Engaging in physical activity at least once a month throughout adulthood made a difference and was correlated with higher cognitive scores at age 69. The more active someone was through their adult years, the higher their cognitive score. 

In a longitudinal study published in the Journal of Neurology Neurosurgery & Psychiatry, researchers recorded over 1,400 participants’ commitment to physical activity five times between ages 36 and 69. They were categorized as either not active, moderately active (exercising one to four times a month), or most active (exercising five or more times a month). According to the study, participants underwent various cognitive tests at age 69, testing for attention and orientation, verbal fluency, memory, language, and visuospatial. 

“The effect sizes were similar across all adult ages, and for those who were either moderately or most physically active, suggesting that being physically active at any time in adulthood, even if participating as little as once per month, is linked with higher cognition,” the researchers write. 

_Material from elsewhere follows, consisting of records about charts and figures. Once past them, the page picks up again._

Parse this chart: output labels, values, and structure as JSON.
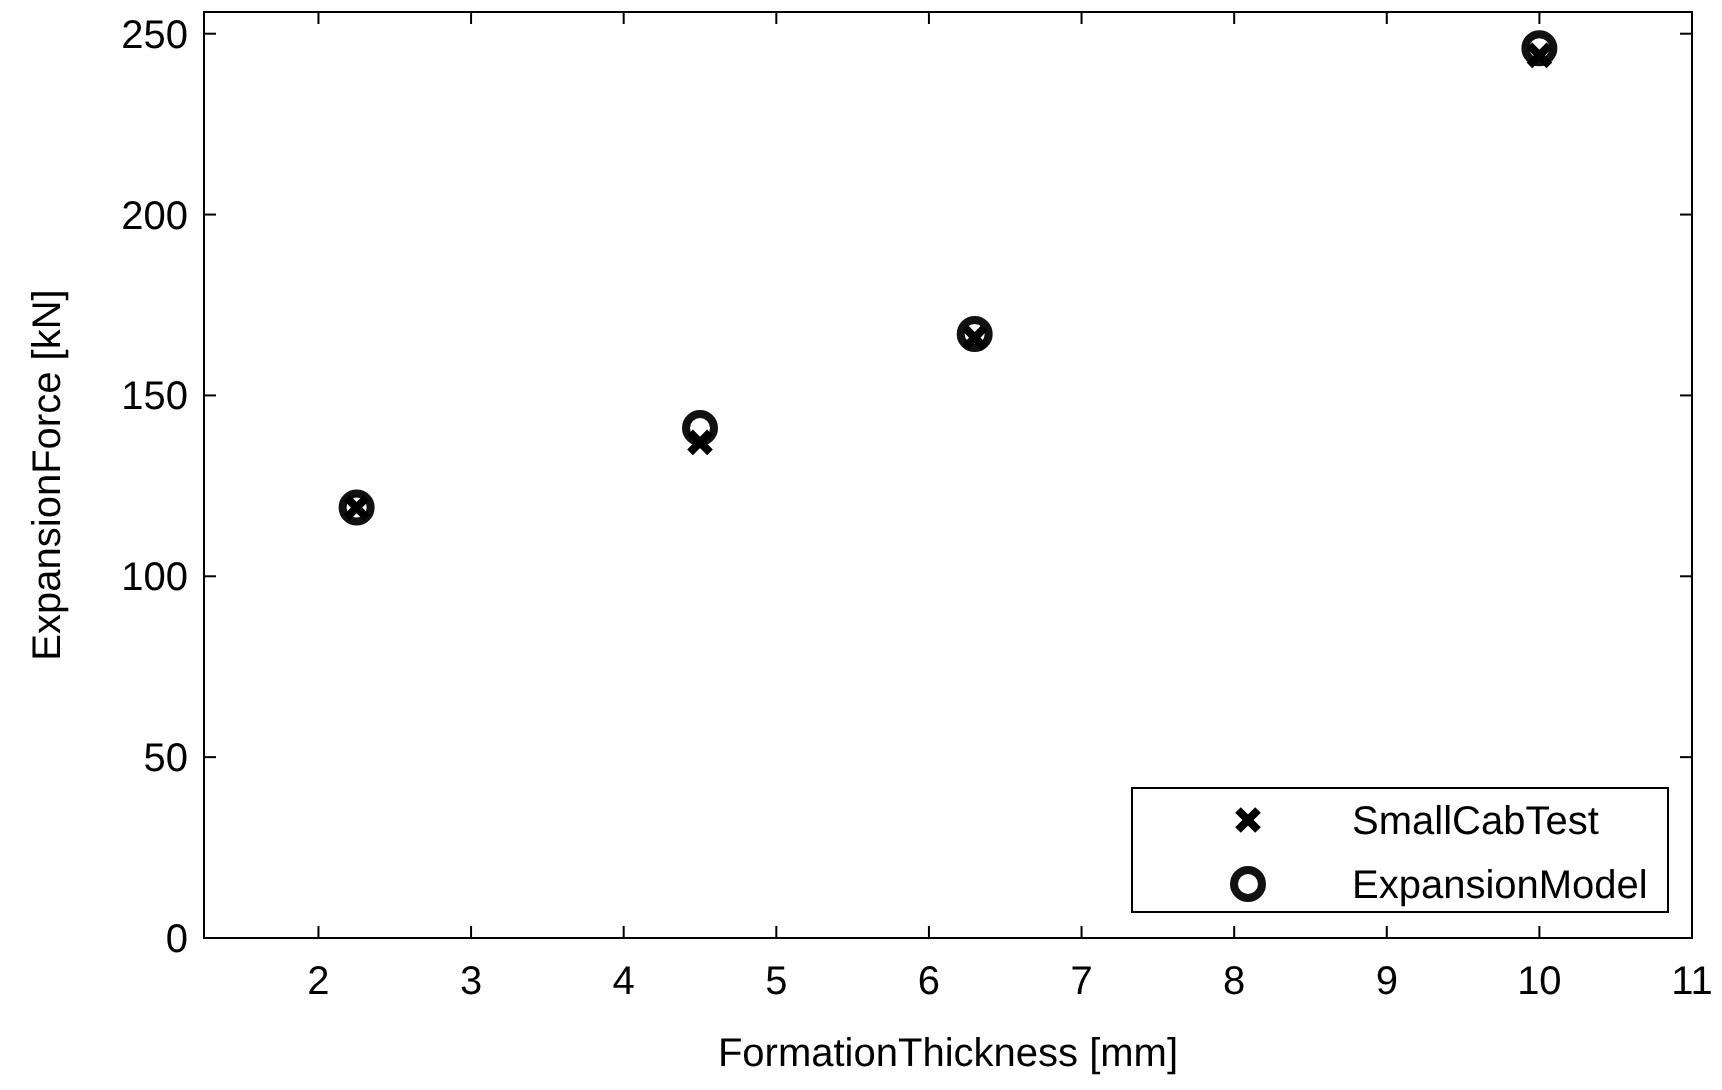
{
  "chart_data": {
    "type": "scatter",
    "xlabel": "FormationThickness [mm]",
    "ylabel": "ExpansionForce [kN]",
    "x": [
      2.25,
      4.5,
      6.3,
      10
    ],
    "series": [
      {
        "name": "SmallCabTest",
        "color": "#000000",
        "marker": "cross",
        "values": [
          119,
          137,
          166,
          244
        ]
      },
      {
        "name": "ExpansionModel",
        "color": "#111111",
        "marker": "circle",
        "values": [
          119,
          141,
          167,
          246
        ]
      }
    ],
    "xlim": [
      1.25,
      11
    ],
    "xticks": [
      2,
      3,
      4,
      5,
      6,
      7,
      8,
      9,
      10,
      11
    ],
    "ylim": [
      0,
      256
    ],
    "yticks": [
      0,
      50,
      100,
      150,
      200,
      250
    ],
    "grid": false,
    "legend": "bottom right"
  }
}
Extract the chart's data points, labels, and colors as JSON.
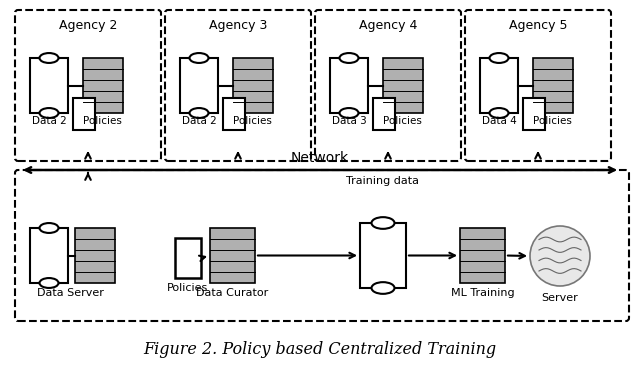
{
  "title": "Figure 2. Policy based Centralized Training",
  "agencies": [
    "Agency 2",
    "Agency 3",
    "Agency 4",
    "Agency 5"
  ],
  "agency_data_labels": [
    "Data 2",
    "Data 2",
    "Data 3",
    "Data 4"
  ],
  "network_label": "Network",
  "training_data_label": "Training data",
  "policies_label": "Policies",
  "bottom_labels": [
    "Data Server",
    "Data Curator",
    "ML Training",
    "Server"
  ],
  "bg_color": "#ffffff",
  "box_color": "#000000",
  "fill_color": "#f0f0f0"
}
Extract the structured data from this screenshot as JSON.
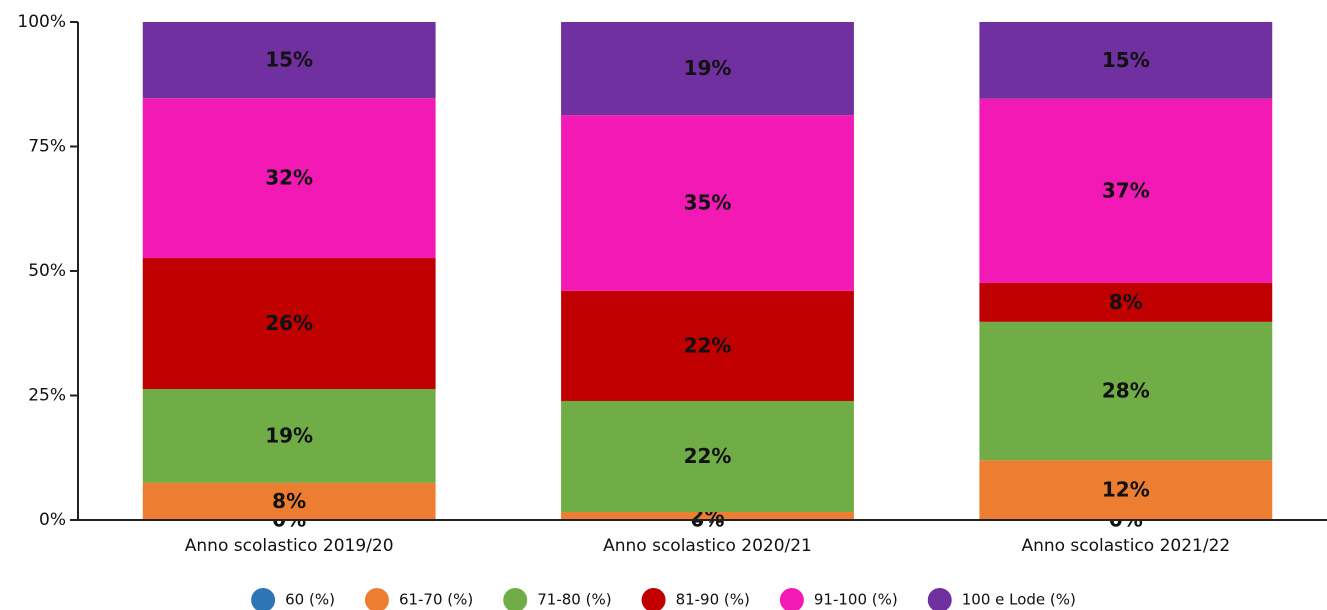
{
  "chart_data": {
    "type": "stacked_bar",
    "categories": [
      "Anno scolastico 2019/20",
      "Anno scolastico 2020/21",
      "Anno scolastico 2021/22"
    ],
    "series": [
      {
        "name": "60 (%)",
        "color": "#2e75b6",
        "values": [
          0,
          0,
          0
        ],
        "value_labels": [
          "0%",
          "0%",
          "0%"
        ]
      },
      {
        "name": "61-70 (%)",
        "color": "#ed7d31",
        "values": [
          7.5,
          1.6,
          12.0
        ],
        "value_labels": [
          "8%",
          "2%",
          "12%"
        ]
      },
      {
        "name": "71-80 (%)",
        "color": "#70ad47",
        "values": [
          18.8,
          22.3,
          27.8
        ],
        "value_labels": [
          "19%",
          "22%",
          "28%"
        ]
      },
      {
        "name": "81-90 (%)",
        "color": "#c00000",
        "values": [
          26.3,
          22.1,
          7.8
        ],
        "value_labels": [
          "26%",
          "22%",
          "8%"
        ]
      },
      {
        "name": "91-100 (%)",
        "color": "#f319b4",
        "values": [
          32.1,
          35.3,
          37.0
        ],
        "value_labels": [
          "32%",
          "35%",
          "37%"
        ]
      },
      {
        "name": "100 e Lode (%)",
        "color": "#7030a0",
        "values": [
          15.3,
          18.7,
          15.4
        ],
        "value_labels": [
          "15%",
          "19%",
          "15%"
        ]
      }
    ],
    "ylim": [
      0,
      100
    ],
    "yticks": [
      {
        "value": 0,
        "label": "0%"
      },
      {
        "value": 25,
        "label": "25%"
      },
      {
        "value": 50,
        "label": "50%"
      },
      {
        "value": 75,
        "label": "75%"
      },
      {
        "value": 100,
        "label": "100%"
      }
    ],
    "legend": "bottom"
  }
}
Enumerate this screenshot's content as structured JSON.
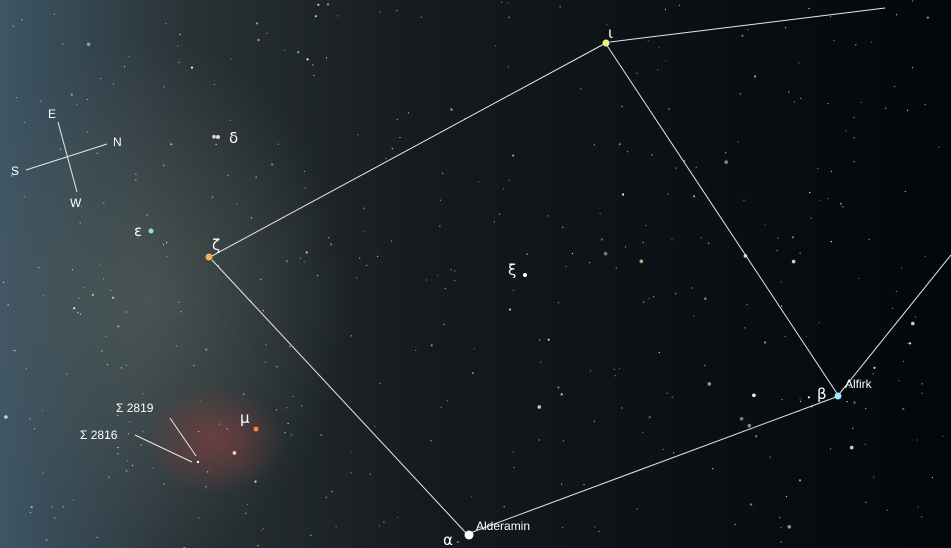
{
  "compass": {
    "east": "E",
    "north": "N",
    "south": "S",
    "west": "W"
  },
  "labels": {
    "delta": "δ",
    "epsilon": "ε",
    "zeta": "ζ",
    "xi": "ξ",
    "iota": "ι",
    "beta": "β",
    "beta_name": "Alfirk",
    "alpha": "α",
    "alpha_name": "Alderamin",
    "mu": "μ",
    "sigma_2819": "Σ 2819",
    "sigma_2816": "Σ 2816"
  }
}
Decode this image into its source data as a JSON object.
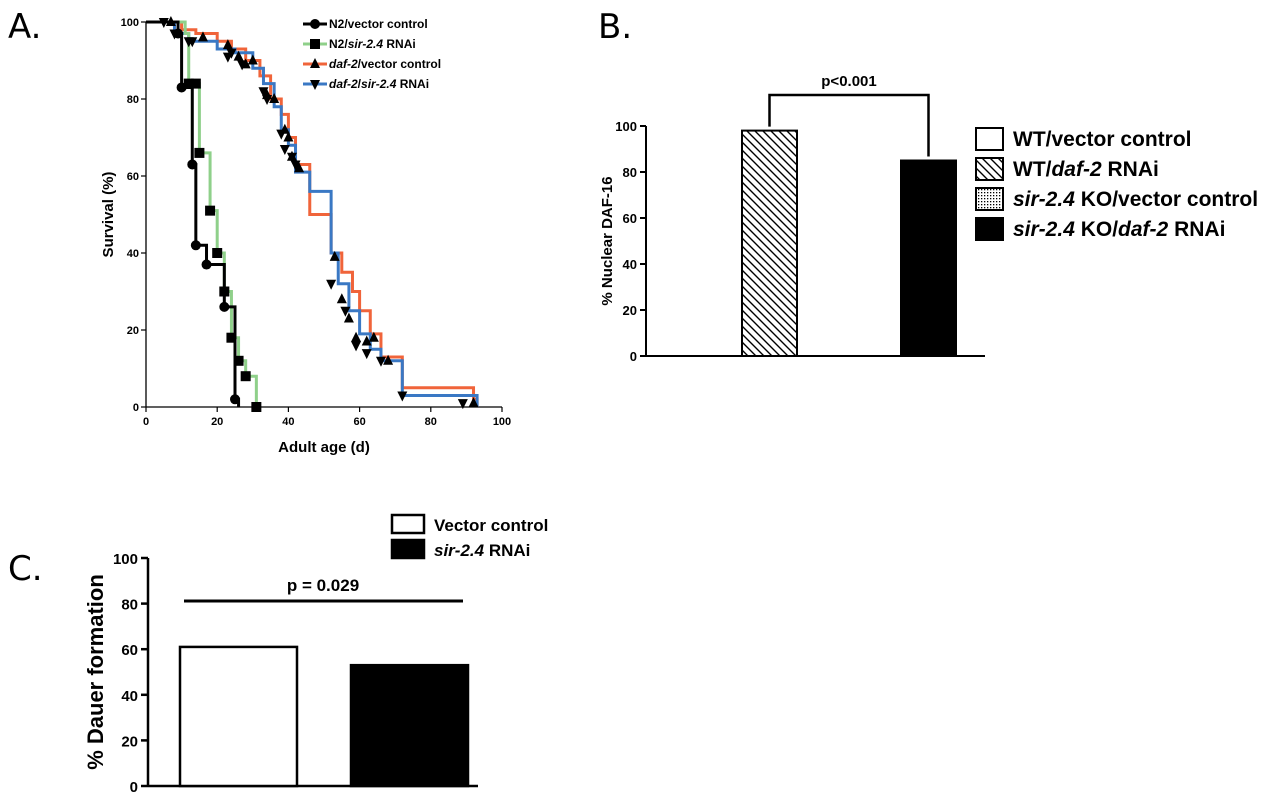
{
  "colors": {
    "axis": "#000000",
    "n2_vector": "#000000",
    "n2_sir24": "#8fd08a",
    "daf2_vector": "#f0643a",
    "daf2_sir24": "#3a78c4"
  },
  "panel_labels": {
    "a": "A.",
    "b": "B.",
    "c": "C."
  },
  "chart_data": [
    {
      "id": "A",
      "type": "line",
      "subtype": "kaplan-meier step survival curves",
      "xlabel": "Adult age (d)",
      "ylabel": "Survival (%)",
      "xlim": [
        0,
        100
      ],
      "ylim": [
        0,
        100
      ],
      "xticks": [
        0,
        20,
        40,
        60,
        80,
        100
      ],
      "yticks": [
        0,
        20,
        40,
        60,
        80,
        100
      ],
      "legend_position": "top-right",
      "series": [
        {
          "name": "N2/vector control",
          "legend_parts": [
            "N2/vector control"
          ],
          "color_key": "n2_vector",
          "marker": "circle",
          "steps": [
            [
              0,
              100
            ],
            [
              9,
              97
            ],
            [
              10,
              83
            ],
            [
              13,
              63
            ],
            [
              14,
              42
            ],
            [
              17,
              37
            ],
            [
              22,
              26
            ],
            [
              25,
              2
            ],
            [
              26,
              0
            ]
          ],
          "markers": [
            [
              9,
              97
            ],
            [
              10,
              83
            ],
            [
              13,
              63
            ],
            [
              14,
              42
            ],
            [
              17,
              37
            ],
            [
              22,
              26
            ],
            [
              25,
              2
            ]
          ]
        },
        {
          "name": "N2/sir-2.4 RNAi",
          "legend_parts": [
            "N2/",
            "sir-2.4",
            " RNAi"
          ],
          "color_key": "n2_sir24",
          "marker": "square",
          "steps": [
            [
              0,
              100
            ],
            [
              11,
              97
            ],
            [
              12,
              84
            ],
            [
              15,
              66
            ],
            [
              18,
              51
            ],
            [
              20,
              40
            ],
            [
              22,
              30
            ],
            [
              24,
              18
            ],
            [
              26,
              12
            ],
            [
              28,
              8
            ],
            [
              31,
              0
            ]
          ],
          "markers": [
            [
              12,
              84
            ],
            [
              14,
              84
            ],
            [
              15,
              66
            ],
            [
              18,
              51
            ],
            [
              20,
              40
            ],
            [
              22,
              30
            ],
            [
              24,
              18
            ],
            [
              26,
              12
            ],
            [
              28,
              8
            ],
            [
              31,
              0
            ]
          ]
        },
        {
          "name": "daf-2/vector control",
          "legend_parts": [
            "daf-2",
            "/vector control"
          ],
          "color_key": "daf2_vector",
          "marker": "triangle-up",
          "steps": [
            [
              0,
              100
            ],
            [
              10,
              98
            ],
            [
              14,
              97
            ],
            [
              20,
              95
            ],
            [
              24,
              93
            ],
            [
              28,
              90
            ],
            [
              32,
              86
            ],
            [
              35,
              80
            ],
            [
              38,
              76
            ],
            [
              40,
              70
            ],
            [
              42,
              63
            ],
            [
              46,
              50
            ],
            [
              52,
              40
            ],
            [
              55,
              35
            ],
            [
              58,
              30
            ],
            [
              60,
              25
            ],
            [
              63,
              19
            ],
            [
              66,
              13
            ],
            [
              72,
              5
            ],
            [
              90,
              5
            ],
            [
              92,
              2
            ],
            [
              93,
              0
            ]
          ],
          "markers": [
            [
              7,
              100
            ],
            [
              16,
              96
            ],
            [
              23,
              94
            ],
            [
              26,
              91
            ],
            [
              28,
              89
            ],
            [
              30,
              90
            ],
            [
              34,
              81
            ],
            [
              36,
              80
            ],
            [
              39,
              72
            ],
            [
              40,
              70
            ],
            [
              41,
              65
            ],
            [
              43,
              62
            ],
            [
              53,
              39
            ],
            [
              55,
              28
            ],
            [
              57,
              23
            ],
            [
              59,
              18
            ],
            [
              62,
              17
            ],
            [
              64,
              18
            ],
            [
              68,
              12
            ],
            [
              92,
              1
            ]
          ]
        },
        {
          "name": "daf-2/sir-2.4 RNAi",
          "legend_parts": [
            "daf-2",
            "/",
            "sir-2.4",
            " RNAi"
          ],
          "color_key": "daf2_sir24",
          "marker": "triangle-down",
          "steps": [
            [
              0,
              100
            ],
            [
              8,
              97
            ],
            [
              12,
              95
            ],
            [
              20,
              93
            ],
            [
              25,
              92
            ],
            [
              30,
              88
            ],
            [
              33,
              84
            ],
            [
              36,
              78
            ],
            [
              38,
              72
            ],
            [
              40,
              68
            ],
            [
              42,
              61
            ],
            [
              46,
              56
            ],
            [
              51,
              56
            ],
            [
              52,
              40
            ],
            [
              54,
              32
            ],
            [
              57,
              25
            ],
            [
              60,
              19
            ],
            [
              63,
              15
            ],
            [
              66,
              12
            ],
            [
              72,
              3
            ],
            [
              90,
              3
            ],
            [
              93,
              0
            ]
          ],
          "markers": [
            [
              5,
              100
            ],
            [
              8,
              97
            ],
            [
              12,
              95
            ],
            [
              13,
              95
            ],
            [
              23,
              91
            ],
            [
              24,
              92
            ],
            [
              27,
              89
            ],
            [
              33,
              82
            ],
            [
              34,
              80
            ],
            [
              38,
              71
            ],
            [
              39,
              67
            ],
            [
              41,
              65
            ],
            [
              42,
              63
            ],
            [
              52,
              32
            ],
            [
              56,
              25
            ],
            [
              59,
              16
            ],
            [
              62,
              14
            ],
            [
              66,
              12
            ],
            [
              72,
              3
            ],
            [
              89,
              1
            ]
          ]
        }
      ]
    },
    {
      "id": "B",
      "type": "bar",
      "ylabel": "% Nuclear DAF-16",
      "ylim": [
        0,
        100
      ],
      "yticks": [
        0,
        20,
        40,
        60,
        80,
        100
      ],
      "legend_position": "right",
      "legend_entries": [
        {
          "parts": [
            "WT/vector control"
          ],
          "italic": [
            false
          ],
          "fill": "white"
        },
        {
          "parts": [
            "WT/",
            "daf-2",
            " RNAi"
          ],
          "italic": [
            false,
            true,
            false
          ],
          "fill": "hatch"
        },
        {
          "parts": [
            "sir-2.4",
            " KO/vector control"
          ],
          "italic": [
            true,
            false
          ],
          "fill": "dots"
        },
        {
          "parts": [
            "sir-2.4",
            " KO/",
            "daf-2",
            " RNAi"
          ],
          "italic": [
            true,
            false,
            true,
            false
          ],
          "fill": "black"
        }
      ],
      "bars": [
        {
          "label": "WT/daf-2 RNAi",
          "value": 98,
          "fill": "hatch"
        },
        {
          "label": "sir-2.4 KO/daf-2 RNAi",
          "value": 85,
          "fill": "black"
        }
      ],
      "annotation": "p<0.001"
    },
    {
      "id": "C",
      "type": "bar",
      "ylabel": "% Dauer formation",
      "ylim": [
        0,
        100
      ],
      "yticks": [
        0,
        20,
        40,
        60,
        80,
        100
      ],
      "legend_position": "top",
      "legend_entries": [
        {
          "parts": [
            "Vector control"
          ],
          "italic": [
            false
          ],
          "fill": "white"
        },
        {
          "parts": [
            "sir-2.4",
            " RNAi"
          ],
          "italic": [
            true,
            false
          ],
          "fill": "black"
        }
      ],
      "bars": [
        {
          "label": "Vector control",
          "value": 61,
          "fill": "white"
        },
        {
          "label": "sir-2.4 RNAi",
          "value": 53,
          "fill": "black"
        }
      ],
      "annotation": "p = 0.029"
    }
  ]
}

Research has linked exercise with countless health benefits. Routine physical activity has been shown to reduce the risk for depression and can alleviate the symptoms of stress and anxiety—not to mention it can lower the risk for cognitive impairment disorders like Alzheimer’s. Exercising regularly was also associated with a lower risk for developing COVID-19 and severe illness from the virus. Exercise is also a preventive measure for burnout and can help people feel more productive and present in their workday. 

“It’s time to consider exercise as medicine,” Dr. Yasmin Ezzatvar, who has studied how impacts health outcomes, previously told Fortune

Current guidelines in the U.S. recommend 150 minutes of weekly moderate-intensity activity or 75 minutes of weekly vigorous-intensity activity—in addition to at least two days of strength training. This specific study does not promote one form of physical activity over another, but encourages movement of any kind during leisure time, especially as people age. 

“Being physically active at any time in adulthood, and to any extent, is linked with higher later- life cognitive state, but lifelong maintenance of physical activity was most optimal,” the researchers write. 

The best way to stick to a physical activity routine is to do something you enjoy. “It can be done as part of work, sport and leisure or transport,” Ezzatvar previously told Fortune. “But also through dance, play and everyday household tasks, like gardening and cleaning.”